NEW YORK (GenomeWeb News) – Researchers from the US, UK, and Germany have sequenced, assembled, and started to analyze an extensive set of genes for bread wheat, Triticum aestivum, en route to a full genome sequence for the plant.
"This work moves us one step closer to a comprehensive and highly detailed genome sequence for bread wheat," co-author Jan Dvorak, a plant sciences researcher at the University of California, Davis, said in a statement, "which, along with rice and maize, is one of the three pillars on which the global food supply rests."
But while Dvorak said the work, described online today in Nature, has "yielded important information that will accelerate wheat genetics and breeding and help us better understand wheat evolution," he cautioned that the effort represents "one step in the global effort to produce a high-quality draft of the bread wheat genome sequence."
For the study, the researchers performed shotgun sequencing to take on the massive hexaploid genome — an amalgam of three genomes representing the ancient grasses that came together to form the plant. Along with sequence data for bread wheat, they also folded in sequence information for three related grass plants, developing gene assemblies and finding SNPs within each of wheat's component genomes, called the A, B, and D genomes.
"Although the assemblies are fragmentary," the team noted, "they form a powerful framework for identifying genes, accelerating further genome sequencing and facilitating genome-scale analyses."
From this sequence data, investigators unearthed as many as 96,000 predicted protein-coding genes in wheat, identifying gene families that have been nipped, tucked, or expanded during the plant's evolution and domestication.
Bread wheat's origins are believed to stretch back some 8,000 years, the study's authors said.
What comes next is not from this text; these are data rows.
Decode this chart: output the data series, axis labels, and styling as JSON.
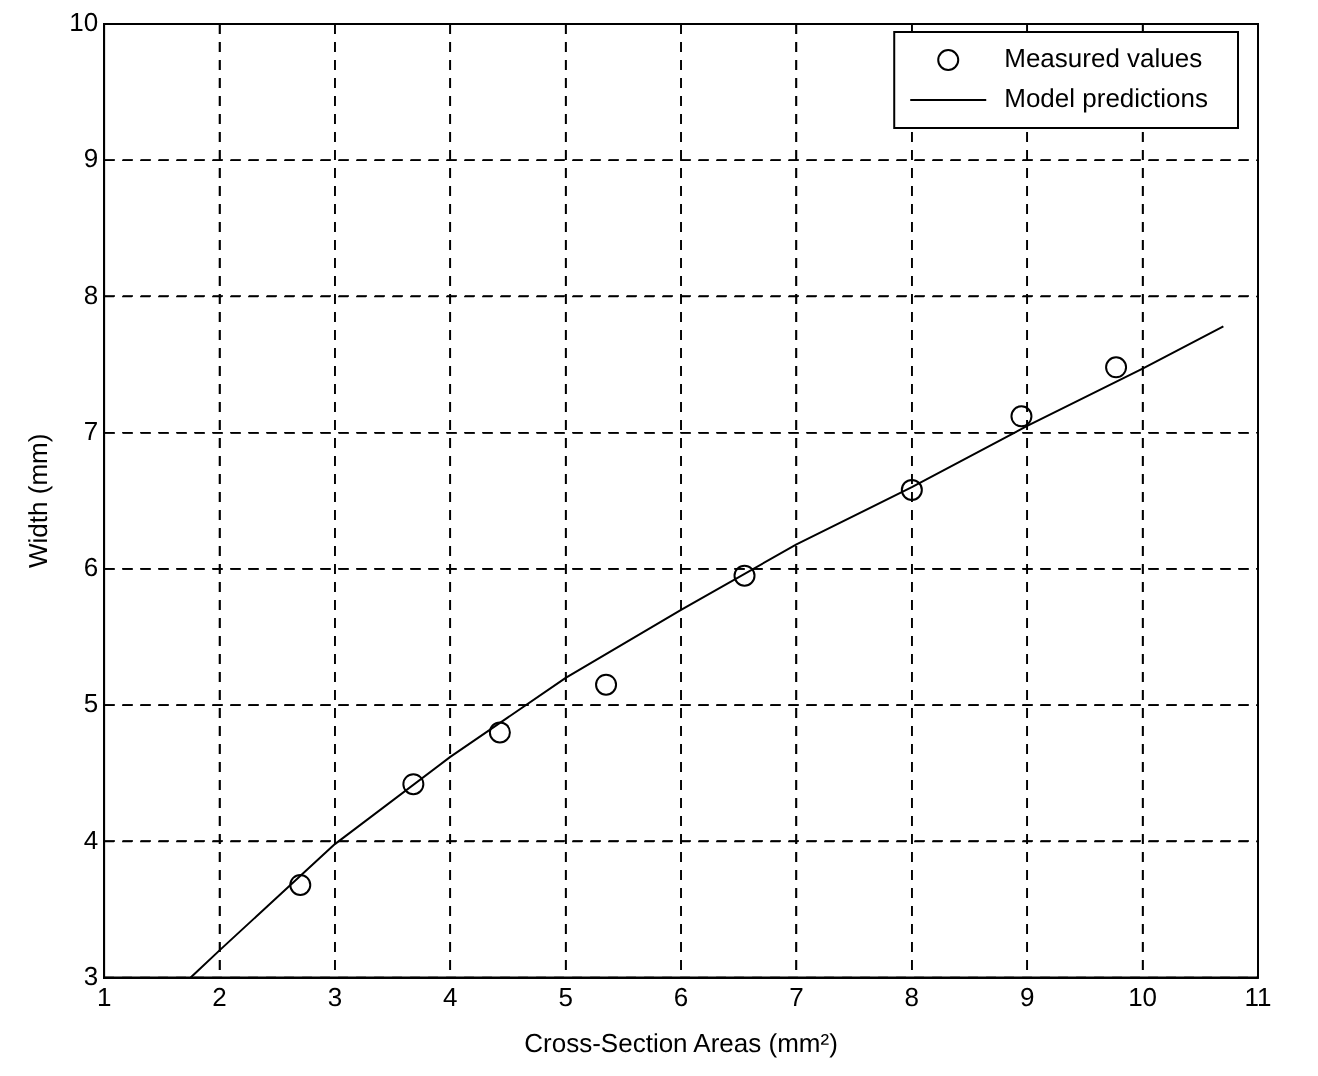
{
  "chart_data": {
    "type": "scatter",
    "xlabel": "Cross-Section Areas (mm²)",
    "ylabel": "Width (mm)",
    "xlim": [
      1,
      11
    ],
    "xticks": [
      1,
      2,
      3,
      4,
      5,
      6,
      7,
      8,
      9,
      10,
      11
    ],
    "ylim": [
      3,
      10
    ],
    "yticks": [
      3,
      4,
      5,
      6,
      7,
      8,
      9,
      10
    ],
    "grid": true,
    "legend": "top right",
    "series": [
      {
        "name": "Measured values",
        "type": "scatter",
        "marker": "circle",
        "color": "#000000",
        "x": [
          2.7,
          3.68,
          4.43,
          5.35,
          6.55,
          8.0,
          8.95,
          9.77
        ],
        "values": [
          3.68,
          4.42,
          4.8,
          5.15,
          5.95,
          6.58,
          7.12,
          7.48
        ]
      },
      {
        "name": "Model predictions",
        "type": "line",
        "marker": "none",
        "line_style": "solid",
        "color": "#000000",
        "x": [
          1.75,
          2,
          3,
          4,
          5,
          6,
          7,
          8,
          9,
          10,
          10.7
        ],
        "values": [
          3.0,
          3.2,
          3.98,
          4.62,
          5.2,
          5.7,
          6.18,
          6.6,
          7.05,
          7.47,
          7.78
        ]
      }
    ]
  }
}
The plant, an apparent hybrid between the tetraploid emmer wheat T. dicoccoides and a diploid goat grass in the Aegilops tauschii species, has been domesticated and cultivated alongside the spread of agriculture. It is now produced on a massive scale, making up an estimated one-fifth of the calories consumed by humans.
Like other grasses, wheat has a dynamic genome replete with repeats. Past genetic studies hint that around 80 percent of wheat's estimated 17 billion-base genome is comprised of retroelements and other repeats. That repeat content, coupled with the genome's size and polyploid nature, has made it difficult to fully characterize.
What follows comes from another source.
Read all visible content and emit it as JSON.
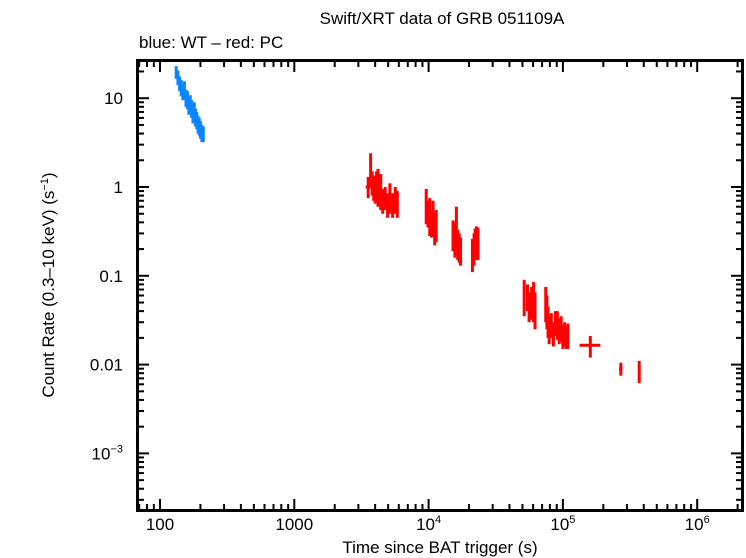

For the current study, researchers used Roche 454 GS FLX Titanium and GS FLX+ platforms to sequence nuclear DNA from a Chinese Spring wheat variety known as CS42, generating enough sequence to cover the genome at an average depth of around five-fold. To that, they added SOLiD 3 and SOLiD 4 sequence data for CS42 and plants from three other commercial wheat varieties.
To help assess sequences associated with each wheat component genome, the team also relied on sequence data for related grass species assessed by Roche 454, Illumina, and/or SOLiD sequencing.
For instance, additional data on wheat's "D-genome" came from folding in SOLiD 4 and Roche 454 GS FLX Titanium sequence data for A.tauschii. Similarly, T. monococcum, a plant resembling the ancestral organism that contributed wheat's "A-genome" was sequenced with Illumina technology, while researchers tapped previous, unpublished data for information on a "B-genome" related plant called A. speltoides.
In addition to comparisons with sequences from plants such as rice and maize — which helped in assembling bread wheat sequences into gene models — the researchers compared wheat sequences to those of A. tauschii to see how gene content has shifted in the polyploid plant relative to the diploid descendents of its ancestors.
Overall, the team estimated that the bread wheat genome houses somewhere on the order of 94,000 genes to 96,000 genes, along with a slew of pseudogenes and gene fragments that are believed to stem from transposon or retroelement activity in the genome.
The polyploid genome appears to have eliminated around 10,000 to 16,000 of the genes found in ancestral plants. But gene families involved in a few processes, such as plant growth and metabolism, seem to have expanded during wheat domestication.
The data described in the study is thought to represent a more or less complete set of wheat's genes, study authors said, though not all of the genes have been assigned to a specific component genome.